Economist Robert Barro says the debt ceiling was only the beginning -- more government crises are on the way to damage the struggling economy.
"President Barack Obama's administration has consistently overestimated the benefits of stimulus, by using an unrealistically high spending multiplier," Barro writes in the Financial Times. "According to this Keynesian logic, government expenditure is more than a free lunch."
"The elimination of the temporary spending is now contractionary and, more importantly, the resulting expansion of public debt eventually requires higher taxes, retarding growth."
Barro agrees that budget deficits were appropriate during the great recession and, for that reason, the kind of balanced-budget rule currently proposed by some Republicans should be avoided.
“However, since government spending is warranted only if it passes the usual hurdles of social rates of return, the fiscal deficit should have concentrated on tax reductions, especially those that emphasized falls in marginal tax rates, which encourage investment and growth,” Barro says.

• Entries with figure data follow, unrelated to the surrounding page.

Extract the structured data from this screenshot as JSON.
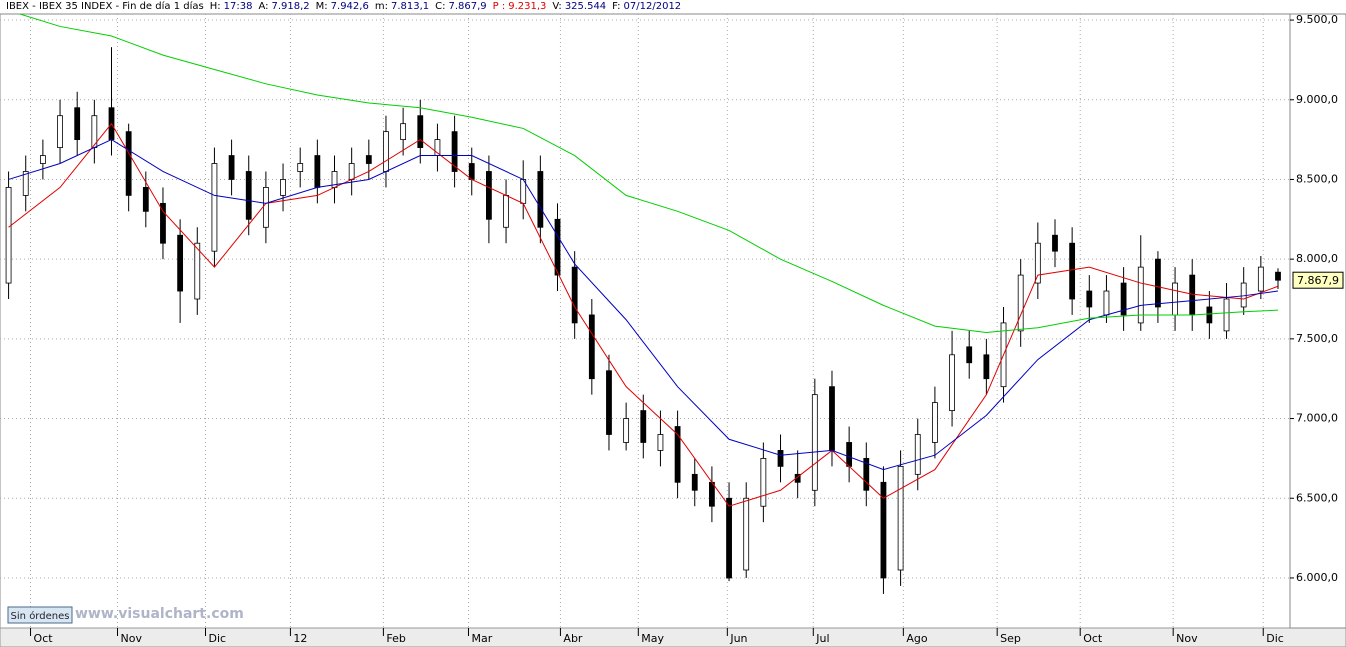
{
  "header": {
    "title": "IBEX - IBEX 35 INDEX - Fin de día 1 días",
    "items": [
      {
        "label": "H:",
        "value": "17:38",
        "color": "#000080"
      },
      {
        "label": "A:",
        "value": "7.918,2",
        "color": "#000080"
      },
      {
        "label": "M:",
        "value": "7.942,6",
        "color": "#000080"
      },
      {
        "label": "m:",
        "value": "7.813,1",
        "color": "#000080"
      },
      {
        "label": "C:",
        "value": "7.867,9",
        "color": "#000080"
      },
      {
        "label": "P :",
        "value": "9.231,3",
        "color": "#e00000"
      },
      {
        "label": "V:",
        "value": "325.544",
        "color": "#000080"
      },
      {
        "label": "F:",
        "value": "07/12/2012",
        "color": "#000080"
      }
    ]
  },
  "button": "Sin órdenes",
  "watermark": "www.visualchart.com",
  "chart_data": {
    "type": "candlestick",
    "xlim": [
      -0.5,
      74.7
    ],
    "ylim": [
      5686,
      9538
    ],
    "yticks": [
      {
        "value": 6000,
        "label": "6.000,0"
      },
      {
        "value": 6500,
        "label": "6.500,0"
      },
      {
        "value": 7000,
        "label": "7.000,0"
      },
      {
        "value": 7500,
        "label": "7.500,0"
      },
      {
        "value": 8000,
        "label": "8.000,0"
      },
      {
        "value": 8500,
        "label": "8.500,0"
      },
      {
        "value": 9000,
        "label": "9.000,0"
      },
      {
        "value": 9500,
        "label": "9.500,0"
      }
    ],
    "xticks": [
      {
        "value": 1.28,
        "label": "Oct"
      },
      {
        "value": 6.35,
        "label": "Nov"
      },
      {
        "value": 11.48,
        "label": "Dic"
      },
      {
        "value": 16.43,
        "label": "12"
      },
      {
        "value": 21.85,
        "label": "Feb"
      },
      {
        "value": 26.81,
        "label": "Mar"
      },
      {
        "value": 32.17,
        "label": "Abr"
      },
      {
        "value": 36.71,
        "label": "May"
      },
      {
        "value": 41.9,
        "label": "Jun"
      },
      {
        "value": 46.91,
        "label": "Jul"
      },
      {
        "value": 52.16,
        "label": "Ago"
      },
      {
        "value": 57.63,
        "label": "Sep"
      },
      {
        "value": 62.47,
        "label": "Oct"
      },
      {
        "value": 67.89,
        "label": "Nov"
      },
      {
        "value": 73.14,
        "label": "Dic"
      }
    ],
    "grid": true,
    "up_color": "#ffffff",
    "down_color": "#000000",
    "open": [
      7850,
      8400,
      8600,
      8700,
      8950,
      8700,
      8950,
      8800,
      8450,
      8350,
      8150,
      7750,
      8050,
      8650,
      8550,
      8200,
      8400,
      8550,
      8650,
      8450,
      8500,
      8650,
      8550,
      8750,
      8900,
      8650,
      8800,
      8600,
      8550,
      8200,
      8350,
      8550,
      8250,
      7950,
      7650,
      7300,
      6850,
      7050,
      6800,
      6950,
      6650,
      6600,
      6500,
      6050,
      6450,
      6800,
      6650,
      6550,
      7200,
      6850,
      6750,
      6600,
      6050,
      6650,
      6850,
      7050,
      7450,
      7400,
      7200,
      7550,
      7850,
      8150,
      8100,
      7800,
      7650,
      7850,
      7600,
      8000,
      7650,
      7900,
      7700,
      7550,
      7700,
      7800,
      7918.2
    ],
    "high": [
      8550,
      8650,
      8750,
      9000,
      9050,
      9000,
      9330,
      8850,
      8550,
      8450,
      8250,
      8200,
      8700,
      8750,
      8650,
      8550,
      8600,
      8700,
      8750,
      8650,
      8700,
      8750,
      8900,
      8950,
      9000,
      8850,
      8900,
      8700,
      8650,
      8500,
      8620,
      8650,
      8350,
      8050,
      7750,
      7400,
      7100,
      7150,
      7050,
      7050,
      6750,
      6700,
      6600,
      6600,
      6850,
      6900,
      6800,
      7250,
      7300,
      6950,
      6850,
      6700,
      6800,
      7000,
      7200,
      7550,
      7550,
      7500,
      7700,
      8000,
      8230,
      8250,
      8200,
      7900,
      7900,
      7950,
      8150,
      8050,
      7950,
      8000,
      7800,
      7850,
      7950,
      8020,
      7942.6
    ],
    "low": [
      7750,
      8300,
      8500,
      8600,
      8650,
      8600,
      8650,
      8300,
      8200,
      8000,
      7600,
      7650,
      7950,
      8400,
      8150,
      8100,
      8300,
      8450,
      8350,
      8350,
      8400,
      8500,
      8450,
      8650,
      8600,
      8550,
      8450,
      8400,
      8100,
      8100,
      8250,
      8100,
      7800,
      7500,
      7150,
      6800,
      6800,
      6750,
      6700,
      6500,
      6450,
      6350,
      5980,
      6000,
      6350,
      6600,
      6500,
      6450,
      6700,
      6600,
      6450,
      5900,
      5950,
      6550,
      6750,
      6950,
      7250,
      7150,
      7100,
      7450,
      7750,
      7950,
      7650,
      7600,
      7600,
      7550,
      7550,
      7600,
      7550,
      7550,
      7500,
      7500,
      7650,
      7750,
      7813.1
    ],
    "close": [
      8450,
      8550,
      8650,
      8900,
      8750,
      8900,
      8750,
      8400,
      8300,
      8100,
      7800,
      8100,
      8600,
      8500,
      8250,
      8450,
      8500,
      8600,
      8450,
      8550,
      8600,
      8600,
      8800,
      8850,
      8700,
      8750,
      8550,
      8500,
      8250,
      8400,
      8500,
      8200,
      7900,
      7600,
      7250,
      6900,
      7000,
      6850,
      6900,
      6600,
      6550,
      6450,
      6000,
      6500,
      6750,
      6700,
      6600,
      7150,
      6800,
      6700,
      6550,
      6000,
      6700,
      6900,
      7100,
      7400,
      7350,
      7250,
      7600,
      7900,
      8100,
      8050,
      7750,
      7700,
      7800,
      7650,
      7950,
      7700,
      7850,
      7650,
      7600,
      7750,
      7850,
      7950,
      7867.9
    ],
    "lines": [
      {
        "color": "#e00000",
        "x": [
          0,
          3,
          6,
          9,
          12,
          15,
          18,
          21,
          24,
          27,
          30,
          33,
          36,
          39,
          42,
          45,
          48,
          51,
          54,
          57,
          60,
          63,
          66,
          69,
          72,
          74
        ],
        "values": [
          8200,
          8450,
          8850,
          8300,
          7950,
          8350,
          8400,
          8550,
          8750,
          8500,
          8350,
          7700,
          7200,
          6900,
          6450,
          6550,
          6800,
          6500,
          6680,
          7150,
          7900,
          7950,
          7850,
          7780,
          7750,
          7830
        ]
      },
      {
        "color": "#0000c0",
        "x": [
          0,
          3,
          6,
          9,
          12,
          15,
          18,
          21,
          24,
          27,
          30,
          33,
          36,
          39,
          42,
          45,
          48,
          51,
          54,
          57,
          60,
          63,
          66,
          69,
          72,
          74
        ],
        "values": [
          8500,
          8600,
          8750,
          8550,
          8400,
          8350,
          8450,
          8500,
          8650,
          8650,
          8500,
          7970,
          7620,
          7200,
          6870,
          6770,
          6800,
          6680,
          6770,
          7020,
          7370,
          7620,
          7710,
          7740,
          7770,
          7800
        ]
      },
      {
        "color": "#00d000",
        "x": [
          0,
          3,
          6,
          9,
          12,
          15,
          18,
          21,
          24,
          27,
          30,
          33,
          36,
          39,
          42,
          45,
          48,
          51,
          54,
          57,
          60,
          63,
          66,
          69,
          72,
          74
        ],
        "values": [
          9560,
          9460,
          9400,
          9280,
          9190,
          9100,
          9030,
          8980,
          8950,
          8890,
          8820,
          8650,
          8400,
          8300,
          8180,
          8000,
          7860,
          7710,
          7580,
          7540,
          7570,
          7630,
          7650,
          7650,
          7670,
          7680
        ]
      }
    ],
    "last_price": {
      "value": 7867.9,
      "label": "7.867,9"
    }
  }
}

Barro believes there will be calls for further stimulus for America's economy. "This would be a grave mistake," he says. "In the financial turmoil of 2008, bailouts by the U.S. and other governments were unfortunate, but necessary."
"However, the subsequent $800 billion American stimulus package was largely a waste of money that sharply enlarged the fiscal hole now facing our economy."
Many other experts also warn of darker times for the U.S. economy.
Financial guru Robert Wiedemer tells Newsmax that the American economy is facing a double-barreled threat — a recession is “absolutely” coming and inflation will be the “biggest problem” of all.
Wiedemer, managing director of Absolute Investment Management and a contributor to Newsmax’s Financial Intelligence Report and Moneynews, attributes Thursday’s stock market plunge to the government’s ending of quantitative easing — printing money to buy securities in an effort to fuel economic growth.